What to Expect at Google I/O


If the past is precedent, Google will kick off this week’s I/O conference by rolling out some of its latest products and services. What can we expect to see from the search-engine giant?

According to rumors, Google will offer a first glimpse of Android VR, its virtual-reality competitor to Oculus Rift and the HTC Vive. While the standalone headset won’t boast the processing power of those rival devices, it could nonetheless give Google a toehold on the upper end of the nascent virtual reality market. (At a previous I/O, Google rolled out Cardboard, an ultra-cheap VR platform where your Android smartphone or iPhone serves as the “screen.”)

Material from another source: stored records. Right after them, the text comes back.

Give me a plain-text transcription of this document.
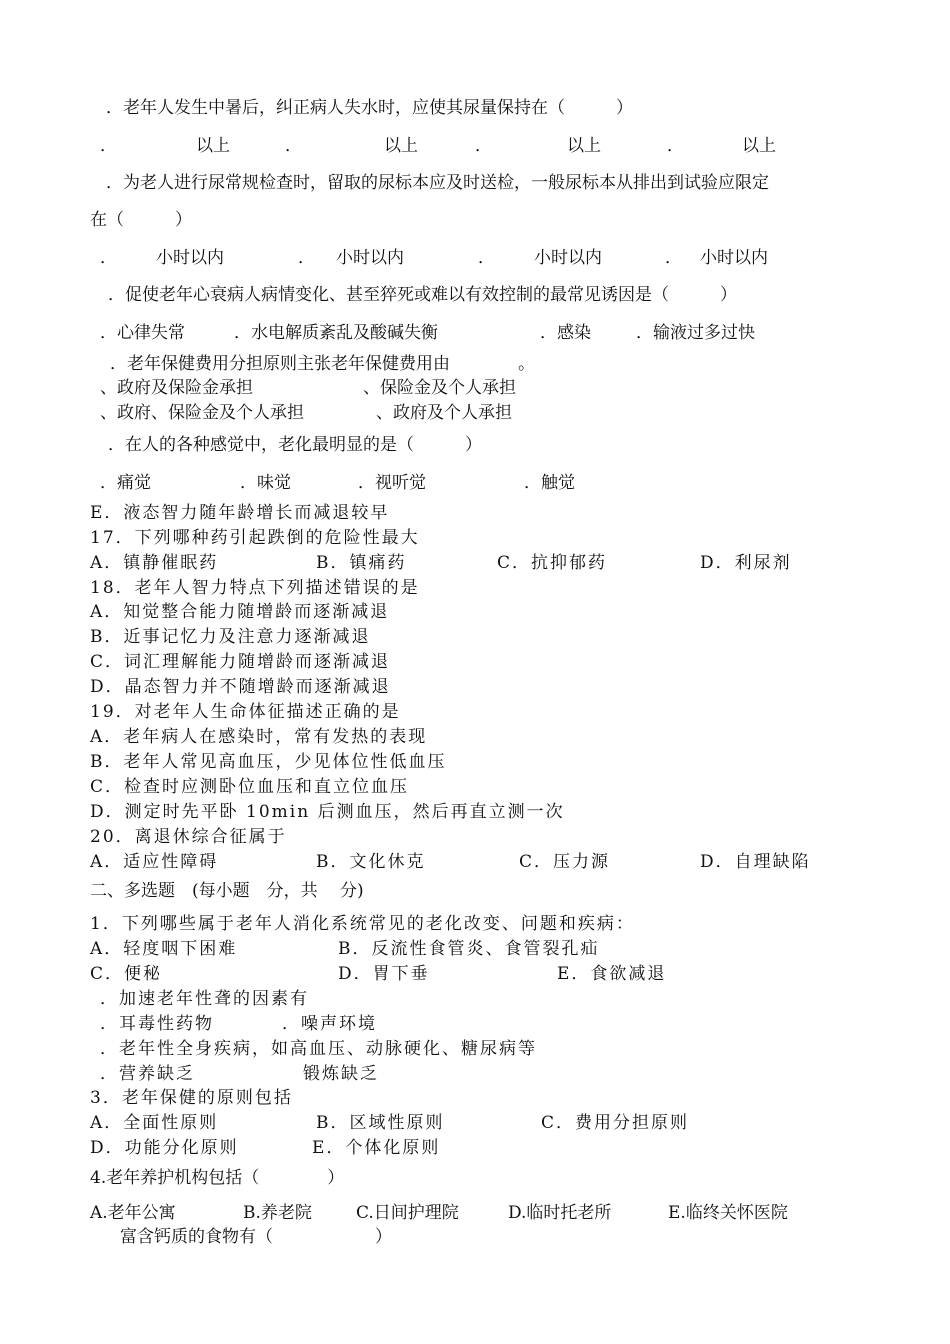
．老年人发生中暑后，纠正病人失水时，应使其尿量保持在（　　　）
．	以上	．	以上	．	以上	．	以上
．为老人进行尿常规检查时，留取的尿标本应及时送检，一般尿标本从排出到试验应限定
在（　　　）
． 小时以内	． 小时以内	． 小时以内	． 小时以内
．促使老年心衰病人病情变化、甚至猝死或难以有效控制的最常见诱因是（　　　）
．心律失常	．水电解质紊乱及酸碱失衡	．感染	．输液过多过快
．老年保健费用分担原则主张老年保健费用由　　　　。
、政府及保险金承担	、保险金及个人承担
、政府、保险金及个人承担	、政府及个人承担
．在人的各种感觉中，老化最明显的是（　　　）
．痛觉	．味觉	．视听觉	．触觉
E．液态智力随年龄增长而减退较早
17．下列哪种药引起跌倒的危险性最大
A．镇静催眠药	B．镇痛药	C．抗抑郁药	D．利尿剂
18．老年人智力特点下列描述错误的是
A．知觉整合能力随增龄而逐渐减退
B．近事记忆力及注意力逐渐减退
C．词汇理解能力随增龄而逐渐减退
D．晶态智力并不随增龄而逐渐减退
19．对老年人生命体征描述正确的是
A．老年病人在感染时，常有发热的表现
B．老年人常见高血压，少见体位性低血压
C．检查时应测卧位血压和直立位血压
D．测定时先平卧 10min 后测血压，然后再直立测一次
20．离退休综合征属于
A．适应性障碍	B．文化休克	C．压力源	D．自理缺陷
二、多选题　(每小题　分，共　 分)
1．下列哪些属于老年人消化系统常见的老化改变、问题和疾病：
A．轻度咽下困难	B．反流性食管炎、食管裂孔疝
C．便秘	D．胃下垂	E．食欲减退
．加速老年性聋的因素有
．耳毒性药物	．噪声环境
．老年性全身疾病，如高血压、动脉硬化、糖尿病等
．营养缺乏	锻炼缺乏
3．老年保健的原则包括
A．全面性原则	B．区域性原则	C．费用分担原则
D．功能分化原则	E．个体化原则
4.老年养护机构包括（　　　　）
A.老年公寓	B.养老院	C.日间护理院	D.临时托老所	E.临终关怀医院
富含钙质的食物有（　　　　　　）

In addition, Google will almost certainly offer previews of the next versions of Chrome and Android, two of its core properties. Next-generation Chrome will reportedly emphasize HTML5 over Flash, while the latest Android will feature a split-screen configuration—you can run apps side-by-side—along with multi-window support on tablets and larger-screen devices, notification enhancements, background optimizations, and API tweaks.

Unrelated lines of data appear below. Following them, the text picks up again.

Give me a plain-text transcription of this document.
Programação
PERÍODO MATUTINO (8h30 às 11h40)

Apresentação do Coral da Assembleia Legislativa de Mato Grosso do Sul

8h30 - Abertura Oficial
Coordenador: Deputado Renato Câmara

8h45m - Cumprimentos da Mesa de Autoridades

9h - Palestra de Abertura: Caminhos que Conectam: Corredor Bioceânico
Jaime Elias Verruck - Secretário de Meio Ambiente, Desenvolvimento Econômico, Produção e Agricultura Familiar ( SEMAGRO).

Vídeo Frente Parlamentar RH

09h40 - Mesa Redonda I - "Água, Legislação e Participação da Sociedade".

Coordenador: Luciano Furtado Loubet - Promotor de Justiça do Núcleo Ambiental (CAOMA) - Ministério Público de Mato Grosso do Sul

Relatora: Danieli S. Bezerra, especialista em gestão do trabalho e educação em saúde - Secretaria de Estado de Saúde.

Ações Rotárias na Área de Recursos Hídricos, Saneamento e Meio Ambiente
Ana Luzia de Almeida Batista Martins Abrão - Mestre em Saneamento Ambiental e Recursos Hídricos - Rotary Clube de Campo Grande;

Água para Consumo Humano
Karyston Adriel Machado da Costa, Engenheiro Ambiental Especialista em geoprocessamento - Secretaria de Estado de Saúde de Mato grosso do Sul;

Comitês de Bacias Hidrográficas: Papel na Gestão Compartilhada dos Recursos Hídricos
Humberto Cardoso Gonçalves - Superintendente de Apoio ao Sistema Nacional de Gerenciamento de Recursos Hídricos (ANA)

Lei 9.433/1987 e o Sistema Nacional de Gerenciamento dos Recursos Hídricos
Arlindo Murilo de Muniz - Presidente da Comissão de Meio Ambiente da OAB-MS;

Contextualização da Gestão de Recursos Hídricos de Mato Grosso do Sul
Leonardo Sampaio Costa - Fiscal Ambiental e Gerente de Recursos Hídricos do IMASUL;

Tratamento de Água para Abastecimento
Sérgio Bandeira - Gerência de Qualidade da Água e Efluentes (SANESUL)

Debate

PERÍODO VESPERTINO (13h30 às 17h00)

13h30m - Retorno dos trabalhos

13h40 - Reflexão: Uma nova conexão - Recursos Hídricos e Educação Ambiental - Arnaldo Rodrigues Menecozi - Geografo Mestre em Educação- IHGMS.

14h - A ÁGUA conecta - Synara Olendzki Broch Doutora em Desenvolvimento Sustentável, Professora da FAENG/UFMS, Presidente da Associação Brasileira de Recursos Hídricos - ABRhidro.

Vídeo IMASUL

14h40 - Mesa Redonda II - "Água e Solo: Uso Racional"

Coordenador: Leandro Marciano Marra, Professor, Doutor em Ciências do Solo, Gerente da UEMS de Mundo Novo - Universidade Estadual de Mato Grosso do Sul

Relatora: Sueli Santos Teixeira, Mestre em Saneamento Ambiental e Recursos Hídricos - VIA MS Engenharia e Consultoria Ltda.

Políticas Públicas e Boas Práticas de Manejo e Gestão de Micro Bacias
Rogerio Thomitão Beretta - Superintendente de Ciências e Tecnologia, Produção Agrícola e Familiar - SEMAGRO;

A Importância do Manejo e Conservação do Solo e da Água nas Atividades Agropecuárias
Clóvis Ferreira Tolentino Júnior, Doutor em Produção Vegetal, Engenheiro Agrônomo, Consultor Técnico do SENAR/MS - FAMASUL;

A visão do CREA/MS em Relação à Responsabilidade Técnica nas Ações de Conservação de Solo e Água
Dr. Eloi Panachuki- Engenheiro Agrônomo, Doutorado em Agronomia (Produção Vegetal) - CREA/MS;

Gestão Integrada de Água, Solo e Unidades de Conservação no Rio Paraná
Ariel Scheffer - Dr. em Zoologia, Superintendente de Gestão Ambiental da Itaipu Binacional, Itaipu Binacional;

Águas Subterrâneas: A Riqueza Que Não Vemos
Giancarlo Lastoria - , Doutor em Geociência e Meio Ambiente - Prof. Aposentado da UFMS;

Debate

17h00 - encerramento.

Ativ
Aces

(Gadget-heads are hoping that Google will show off new versions of the Nexus phones, as well as any wearables, such as the next editions of Android-powered watches.)

Even before I/O officially kicked off, Google introduced some new innovations, most notably Spaces, its new app for sharing assets in group conversations. According to the company’s blog, the platform also leverages Google’s existing properties: “With Spaces, it’s simple to find and share articles, videos and images without leaving the app, since Google Search, YouTube, and Chrome come built in.” With Facebook and other rivals bulking out their respective messaging apps, Google needs to show it can be innovative in the space.

If you follow tech-world scuttlebutt, Google could also plan to use this I/O for anything from an update on its self-driving car efforts, to unveiling a competitor to Amazon’s popular Echo device. And who’s to say the company won’t follow Microsoft’s lead, and introduce its own version of the chat bots that every tech firm seems obsessed with at the moment? Whatever Google launches in the next twelve months, chances are excellent you’ll catch your first glimpse of it this week.